Michael Poster: "I’ve always thought of camera angle as a way to promote an 'active' frame or a 'settled' frame. So a tilted camera (fore and aft and/or side to side) is more likely to contribute to an active picture while a level camera helps settle a picture.
"I also find 'level' removes yet another set of decisions that get in the way of the kind of pictures I want to make. As in: should I tilt? fore or aft? side to side? should I zoom in or out? Should the picture be horizontal or vertical? By the time I’m through with all those decisions, I’ve lost the image. I try to shoot level (mostly) I shoot square, I use a 35mm (equivalent) lens. But almost all my pictures are portraits in one way or another so the question of how to shoot unpeopled pictures rarely comes up."
Stan B.: "Tilting the horizon is but another valid tool, that can either make or break a particular photo compositionally—and yes, like anything else, can be overdone.
Stan Banos, Grand Canyon
"Curiously, some who proclaim someone 'anal' because they do not crop, are themselves adamant about level horizon lines.

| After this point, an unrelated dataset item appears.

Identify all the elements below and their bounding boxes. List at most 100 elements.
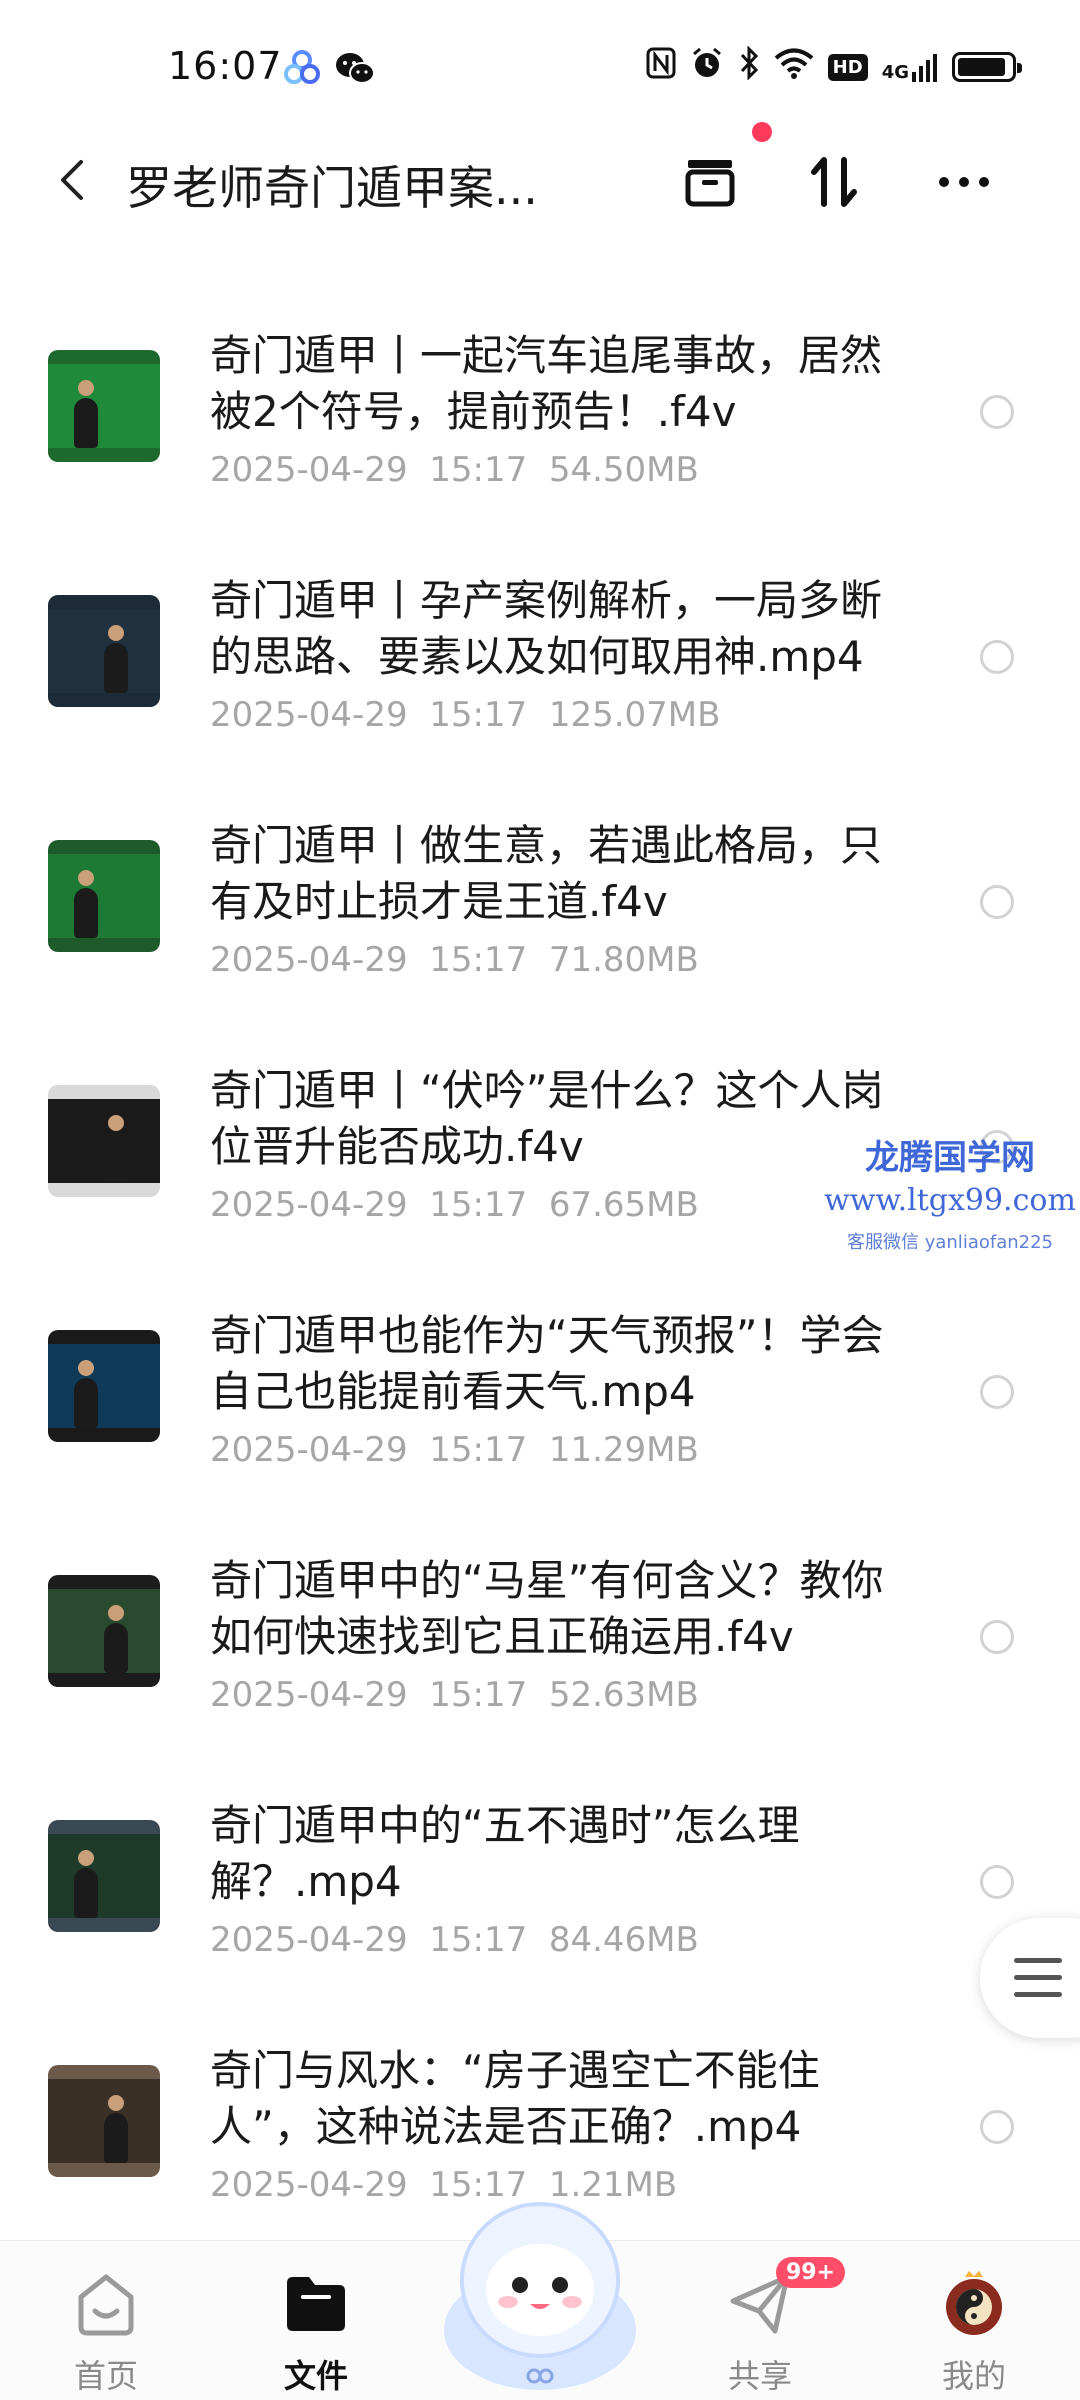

Decades after Winogrand, you still have people who furrow their eyebrows when confronted with a tilted horizon.... Egads!!!"
Craig Beyers (partial comment): "I find I mind when a clear horizon line is tilted slightly as it implies (to me) a lack of concern or carelessness—OK, laziness—quite a bit by the photographer. When it's clearly tilted by choice like the Winogrand example, I know it's an intentional compositional technique, not a mistake, carelessness, or laziness."
[The full text of partial comments can be found in the Comments section. —Ed.]
brad: "When talking to a younger photographer, who's quite good and a successful pro, the term 'horizon management' was used. I knew what he meant but had never heard the term. He's well educated, and I think it came from his East coast school's photo department. He was saying that among the prerequisites for image-making, you needed to properly master it. I agree...but never thought of it in such an academic sense. I wonder if there's a bot...scrubbing the web collecting photo data for a statistical analysis of Horizon Management Failure? A workshop will surely address this serious issue."
DavidB: "I encounter this issue photographing scenes here in the Southwest—especially the Grand Canyon. Both the North Rim and South Rim of the canyon are not level but gently rise and fall several thousand feet over the length of the canyon. Furthermore, the North Rim is over 1,000' higher than the South Rim so a photograph that includes both will look wrong. Getting the camera level results in tilting horizons—but that's just the way it is."
Michael: "The photo in Stan Banos's comment is a super example of how a tilted horizon can improve a photo's truthfulness. It conveys that feeling of vertigo that you feel (or at least I do) when I suddenly stand on the edge of that awful / awe-ful space, that stupendous drop."
Paul Van: "I have found that using a focusing screen with a grid has helped me immensely to organize both vertical and horizontal lines within the frame. Mostly, I suppose, by giving me a reference line for important elements within the composition."